そのままを本人に伝えると数時間口を利いてくれなくなるので内緒だが。
「なんだかお腹空いてきました」
「あ、もうすぐお店も開くしちょうどいい時間っスね! 黒子っちパンケーキとエッグベネディクトどっちがいい?」
「エッグベネディクトの味が想像できません」
「あー……甘いのか、しょっぱいのか」
「うーん……黄瀬君はどっちの気分ですか?」
「黒子っちが美味しく食べれる方!」
「なんですかそれ」
黒子は眉を下げて笑いながら、黄瀬の膝をペチンと叩いた。
そうしてそのまま膝の上で指をグルグルと動かしながら、ハワイはじめての朝食に迷っている。

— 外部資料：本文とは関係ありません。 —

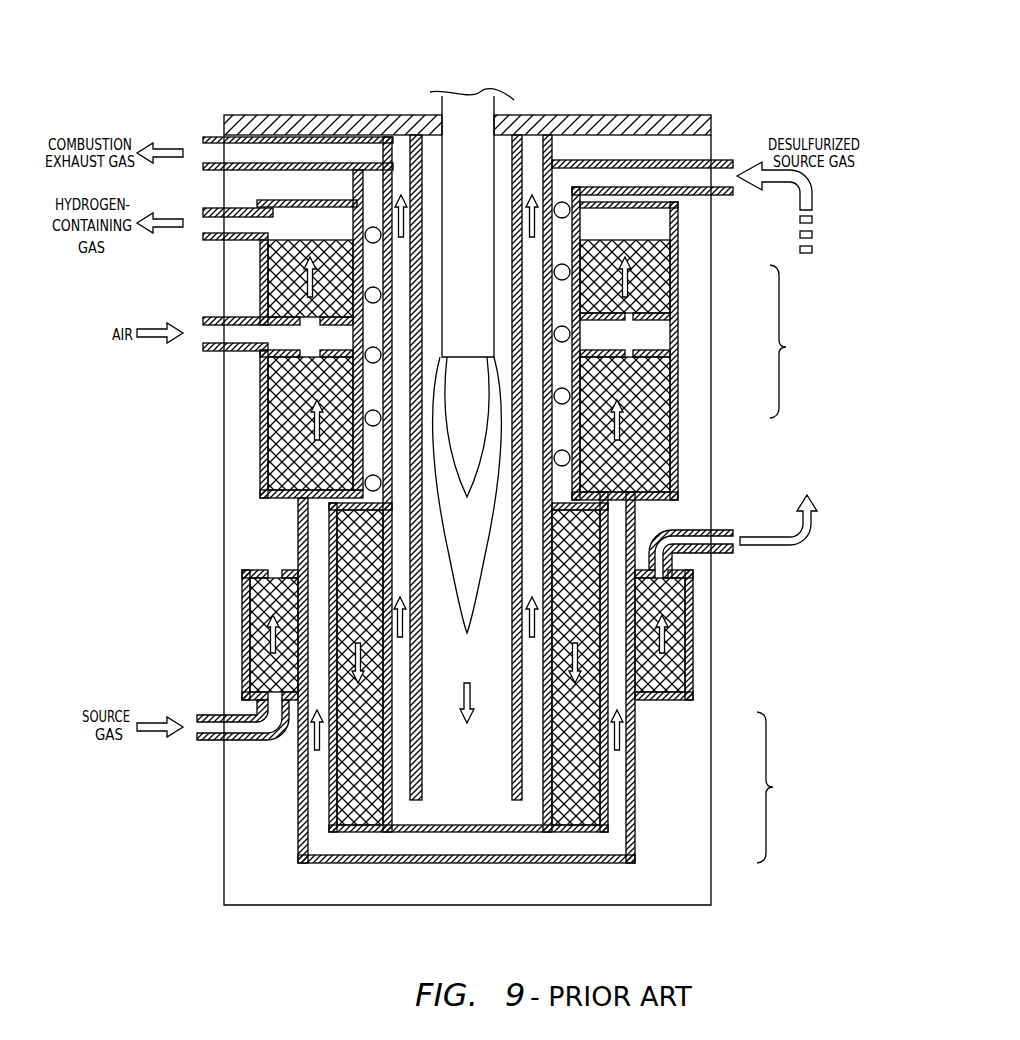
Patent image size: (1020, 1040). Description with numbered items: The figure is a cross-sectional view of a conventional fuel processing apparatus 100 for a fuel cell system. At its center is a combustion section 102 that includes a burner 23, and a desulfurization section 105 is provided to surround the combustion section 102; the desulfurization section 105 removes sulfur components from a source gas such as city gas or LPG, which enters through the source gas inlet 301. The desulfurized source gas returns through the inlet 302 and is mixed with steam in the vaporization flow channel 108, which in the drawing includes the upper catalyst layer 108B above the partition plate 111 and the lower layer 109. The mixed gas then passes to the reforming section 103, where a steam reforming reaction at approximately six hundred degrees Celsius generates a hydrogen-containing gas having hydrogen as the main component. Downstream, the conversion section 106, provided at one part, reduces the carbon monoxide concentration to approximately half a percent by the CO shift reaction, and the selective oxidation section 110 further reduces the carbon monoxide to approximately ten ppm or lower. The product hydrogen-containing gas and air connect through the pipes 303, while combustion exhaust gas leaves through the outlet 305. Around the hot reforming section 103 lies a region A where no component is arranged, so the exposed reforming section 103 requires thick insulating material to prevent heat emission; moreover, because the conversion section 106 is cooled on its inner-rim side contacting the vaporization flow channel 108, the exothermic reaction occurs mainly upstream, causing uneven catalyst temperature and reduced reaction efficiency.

海外にきて、黒子の気持ちも開放的になっているのだろう。
日本では決してしてくれないようなリアクションに頬を緩ませて、黒子の指を捕まえる。
そうして丁寧に指を絡めながら(好きだなぁ)なんて、気持ちを噛み締める。
片想い歴5年、付き合って2年。
長い時間を隣で過ごしているのに、気持ちが変わらないから不思議だ。
柔らかな木漏れ日をうけて、黒子の髪がキラキラとそよぐ。
奇跡みたいなその光景に、黄瀬の胸がキュッと締め付けられた。
愛しさでちょっとおかしくなりそうだ。
「決めました!」
にぎにぎと遊んでいた黄瀬の手をギューッと握って黒子が立ち上がる。
「しょっぱい方で!」
力強い声に笑いながら店に予約の電話をする。
結構待つ事もあるようだが、ちょうどキャンセルが入ったようで15分後に予約が取れた。
「ホテルのレストランだから一応服着ようか」
さりげなく昨日付けたキスマークを撫でながら言えば、「はい」と答えながら黒子は撫でられた箇所をなぞって首をかしげた。
その仕草にまた頬が緩んでしまう。
鞄から色違いのTシャツを出して、黄色い方を黒子に渡す。
「ボク、下も黄色なんですけど」
戸惑う声にまた笑って、「パーカー羽織れば大丈夫っスよ」と水色のTシャツを着ながら告げた。
「信じますからね?」
懐疑心たっぷりの声色に吹き出すが、素直にTシャツを着る黒子が可愛い。
一度離した指をもう一度絡ませて、木漏れ日の道を歩き出す。
午後はどこに行こうとか、お土産に何を買おうとか。
これから過ごす二人の時間に思いを馳せて笑い合う。
どこからどう見ても、バカップル。
双子コーデも手を繋ぐのも、日本では絶対に許してもらえない事だ。
湿気の少ない異国の風が、黒子の心を軽くしてくれるから、人目を気にせず寄り添える。
ウクレレの調べに紛れて空色の髪へリップ音を落とせば、照れた黒子に睨まれる。
でも距離を置かれることはない。
そんな甘い二人の時間が、なにより旅先の楽しみなのだ。